- Taxa de sub-registro de óbitos de menores de 1 ano caiu de 15,3% em 2015 para 10,8% em 2024, segundo estimativas do IBGE publicadas em 20 de maio de 2026.
- Região Norte tem o maior sub-registro, com 26,55%, seguida pela Nordeste, com 17,58%.
- Sudeste apresenta o menor sub-registro, em 2,67%, seguido pelo Sul, em 2,96%, e pelo Centro-Oeste, em 5,86%.
- O IBGE aponta que a falta de notificação compromete o monitoramento da mortalidade infantil e a formulação de políticas para a primeira infância.
- Dados destacam desigualdade regional e a importância de melhorar a notificação para compreender a situação de saúde infantil no Brasil.

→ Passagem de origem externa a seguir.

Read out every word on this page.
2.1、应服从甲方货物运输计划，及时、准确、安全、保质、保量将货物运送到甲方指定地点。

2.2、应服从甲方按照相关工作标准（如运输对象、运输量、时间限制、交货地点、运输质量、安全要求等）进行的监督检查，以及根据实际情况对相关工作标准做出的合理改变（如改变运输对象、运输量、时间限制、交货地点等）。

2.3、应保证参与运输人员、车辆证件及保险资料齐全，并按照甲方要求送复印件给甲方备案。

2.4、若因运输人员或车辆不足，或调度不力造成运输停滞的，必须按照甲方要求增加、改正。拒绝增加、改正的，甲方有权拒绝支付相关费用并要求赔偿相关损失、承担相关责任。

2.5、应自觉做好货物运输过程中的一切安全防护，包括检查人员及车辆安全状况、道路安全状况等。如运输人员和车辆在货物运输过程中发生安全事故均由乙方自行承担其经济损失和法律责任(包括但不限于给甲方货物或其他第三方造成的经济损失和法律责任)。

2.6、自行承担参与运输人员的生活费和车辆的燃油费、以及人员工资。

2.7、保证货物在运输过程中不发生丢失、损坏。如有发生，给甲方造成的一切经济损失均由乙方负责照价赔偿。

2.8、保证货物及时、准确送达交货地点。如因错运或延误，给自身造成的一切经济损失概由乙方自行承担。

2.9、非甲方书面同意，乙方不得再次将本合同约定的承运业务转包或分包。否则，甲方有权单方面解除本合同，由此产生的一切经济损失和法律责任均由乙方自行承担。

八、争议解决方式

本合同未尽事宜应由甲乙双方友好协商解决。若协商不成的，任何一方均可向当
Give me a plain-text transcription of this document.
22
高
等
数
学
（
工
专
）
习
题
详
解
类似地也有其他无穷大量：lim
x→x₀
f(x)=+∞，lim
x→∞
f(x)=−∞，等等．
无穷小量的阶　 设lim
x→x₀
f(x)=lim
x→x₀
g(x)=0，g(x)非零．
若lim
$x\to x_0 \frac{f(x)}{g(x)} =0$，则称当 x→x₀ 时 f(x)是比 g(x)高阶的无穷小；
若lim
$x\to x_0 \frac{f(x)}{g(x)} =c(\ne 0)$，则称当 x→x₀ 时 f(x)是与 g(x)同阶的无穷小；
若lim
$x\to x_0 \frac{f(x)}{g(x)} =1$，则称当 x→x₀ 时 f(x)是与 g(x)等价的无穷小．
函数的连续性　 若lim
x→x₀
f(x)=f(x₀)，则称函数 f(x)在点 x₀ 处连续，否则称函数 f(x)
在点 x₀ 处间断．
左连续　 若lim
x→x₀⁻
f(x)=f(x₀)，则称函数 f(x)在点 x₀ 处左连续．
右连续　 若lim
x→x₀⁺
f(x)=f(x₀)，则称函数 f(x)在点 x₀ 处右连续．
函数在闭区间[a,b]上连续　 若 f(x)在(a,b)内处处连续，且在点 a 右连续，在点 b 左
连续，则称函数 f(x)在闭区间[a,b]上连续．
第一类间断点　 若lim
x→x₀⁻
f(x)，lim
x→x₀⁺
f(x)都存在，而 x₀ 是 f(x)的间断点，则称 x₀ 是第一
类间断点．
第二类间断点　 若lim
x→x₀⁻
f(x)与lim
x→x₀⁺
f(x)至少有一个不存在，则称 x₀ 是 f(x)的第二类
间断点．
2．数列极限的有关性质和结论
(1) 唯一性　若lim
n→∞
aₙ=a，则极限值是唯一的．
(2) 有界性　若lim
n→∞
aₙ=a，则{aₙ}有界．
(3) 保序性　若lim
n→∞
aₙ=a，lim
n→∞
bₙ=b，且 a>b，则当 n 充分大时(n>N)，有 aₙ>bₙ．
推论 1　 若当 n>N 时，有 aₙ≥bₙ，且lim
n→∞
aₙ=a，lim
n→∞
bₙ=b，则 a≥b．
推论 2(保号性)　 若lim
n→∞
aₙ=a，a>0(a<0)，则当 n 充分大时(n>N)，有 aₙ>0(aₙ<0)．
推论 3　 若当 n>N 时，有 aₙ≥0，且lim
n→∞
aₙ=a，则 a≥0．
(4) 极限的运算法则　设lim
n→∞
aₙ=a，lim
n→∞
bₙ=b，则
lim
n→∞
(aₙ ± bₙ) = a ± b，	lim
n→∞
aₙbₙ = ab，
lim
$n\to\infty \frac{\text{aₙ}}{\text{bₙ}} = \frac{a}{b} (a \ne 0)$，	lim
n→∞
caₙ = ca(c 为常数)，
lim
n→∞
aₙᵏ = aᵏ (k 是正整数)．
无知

A taxa de sub-registro de óbitos de menores de 1 ano no Brasil caiu de 15,3% em 2015 para 10,8% em 2024, conforme estimativas do IBGE. Os dados foram publicados nesta quarta-feira, 20 de maio de 2026. A divulgação aponta melhoria, mas evidencia déficits persistentes na contabilidade oficial da mortalidade infantil.
Segundo o IBGE, a falta de notificação de casos compromete o monitoramento e dificulta políticas públicas para a primeira infância. Parte dos óbitos não é incorporada aos registros oficiais, reduzindo a precisão dos indicadores e a compreensão da realidade de saúde infantil no país.
Desigualdades regionais
O estudo aponta forte contraste regional no sub-registro. Norte aparece com 26,55% e Nordeste com 17,58%. Já o Sudeste registra 2,67%, seguido pelo Sul com 2,96% e pelo Centro-Oeste com 5,86%. Esses números evidenciam assimetrias na notificação entre regiões.